Asked if he would change the existing contracts with vendors that handle waste removal in the city, Brown — whose campaign slogan is “Pick up the damn trash” — said he wasn’t sure and seemed to dismiss the neighboring city’s fight against pollution.

“Chester is Chester,” he said. “I’m worried about Philadelphians and how their lives are.”

The moderator asked: “So you don’t care about Chester?”

“I do care, but I don’t work for them if I’m the mayor,” Brown said. “I work for Philadelphia, and the trash has to go somewhere, and whoever gets it is going to be unhappy with it.”

The comment appeared to stun many in the room.

Former City Controller Rebecca Rhynhart called it an inappropriate answer, while former Councilmember Cherelle Parker interjected, saying “that response is the same way you treat the Black and brown community” in Philadelphia. It was one of several combative exchanges between the seven Democrats on stage — many of which were directed at Brown, a fourth-generation grocer who has owned a chain of ShopRite stores in the region.

Later in the debate, Parker brought up the remark again in response to a question about public health. Parker said she would work closely with other leaders in the region, name-dropping Chester Mayor Thaddeus Kirkland as “a good friend.”

» READ MORE: For 30 years, she has fought a waste-to-energy plant in Chester City: ‘We don’t have a choice’

It’s unclear how many Chester residents heard or cared about the comments.

Reached by phone Tuesday evening, Kirkland said he hadn’t caught the televised debate, but he wasn’t surprised to hear a candidate being dismissive of his city.

“I wish the world loved Chester,” Kirkland said, “but I understand some people have an ax to grind.”

He added that he didn’t take Brown’s comment personally: “Whenever you get into the political season, it becomes, as Barack Obama once said, ‘silly season.’ It’s a time folks say and do things that they’ll probably regret at a later date. I don’t take any offense to that.”

» READ MORE: Bankrupt Chester could cease to exist as a city without fiscal change, state receiver says

Instead, Kirkland commended Philadelphia officials for their partnership with his Delaware County city, especially in sharing solutions around the biggest issue of the election season — gun violence. While Philadelphia and other big cities saw an explosion of gun violence during the pandemic, Chester reduced homicides by over 60% between 2020 and 2021, which many attributed to a community-driven program linking prosecutors and residents.

“We look for ways that we can be helpful to them as a sister city with regards to crime,” Kirkland said.

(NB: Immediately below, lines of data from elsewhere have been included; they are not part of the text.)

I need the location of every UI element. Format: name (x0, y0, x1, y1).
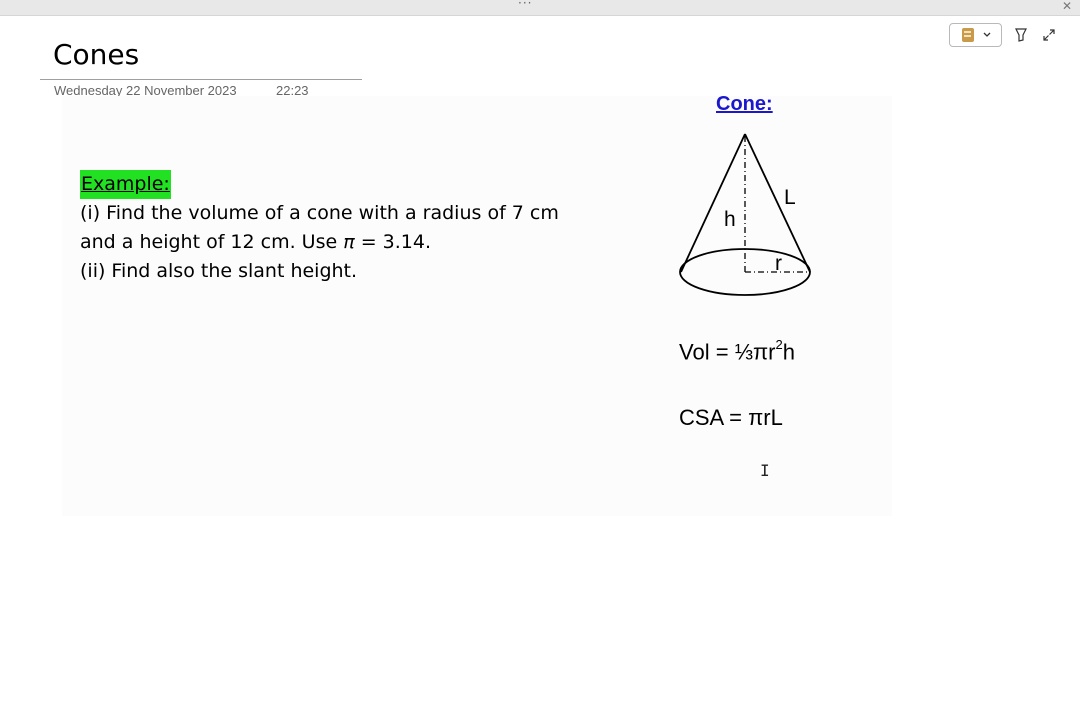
question-line-3: (ii) Find also the slant height. (80, 260, 358, 282)
question-line-1: (i) Find the volume of a cone with a rad… (80, 202, 559, 224)
notebook-icon (961, 27, 975, 43)
question-line-2: and a height of 12 cm. Use π = 3.14. (80, 228, 559, 257)
cone-heading: Cone: (716, 93, 773, 115)
close-icon[interactable]: ✕ (1062, 0, 1072, 13)
cone-diagram: h L r (679, 133, 811, 296)
page-title[interactable]: Cones (53, 38, 139, 71)
example-text-block[interactable]: Example: (i) Find the volume of a cone w… (80, 170, 559, 286)
label-l: L (784, 186, 796, 209)
window-title-bar[interactable]: ··· ✕ (0, 0, 1080, 16)
chevron-down-icon (983, 32, 991, 38)
label-r: r (775, 252, 782, 275)
question-line-2-end: = 3.14. (354, 231, 432, 253)
text-cursor: I (760, 461, 770, 480)
expand-icon[interactable] (1040, 26, 1058, 44)
notebook-switcher-button[interactable] (949, 23, 1002, 47)
volume-formula-suffix: h (782, 339, 795, 365)
volume-formula: Vol = ⅓πr2h (679, 337, 795, 365)
question-line-2-start: and a height of 12 cm. Use (80, 231, 344, 253)
csa-formula: CSA = πrL (679, 405, 783, 430)
pi-symbol: π (343, 231, 355, 253)
drag-handle[interactable]: ··· (518, 0, 532, 10)
title-divider (40, 79, 362, 80)
volume-formula-prefix: Vol = ⅓πr (679, 339, 776, 365)
volume-formula-exponent: 2 (775, 337, 783, 352)
label-h: h (724, 208, 736, 231)
example-label: Example: (80, 170, 171, 199)
page-toolbar (949, 23, 1058, 47)
highlighter-icon[interactable] (1012, 26, 1030, 44)
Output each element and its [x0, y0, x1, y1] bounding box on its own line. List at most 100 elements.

On environmental issues, Kirkland also said partnership with Philadelphia remained important, and praised environmental regulations that have blunted some of emissions issues with Covanta in recent years.

Parker, for her part, also referenced Brown’s comments on Chester again later in the debate and noted the racial implications of his response. Chester is 72% Black, according to U.S. Census data.

“If you can think that way about Black and brown people — and if you’re familiar with Chester, you know who occupies it and who lives there — but just the laissez-faire attitude that he employs.” Parker, who is Black, said the “Cherelle Parkers of the world” can’t get away with the same “lack of discipline.”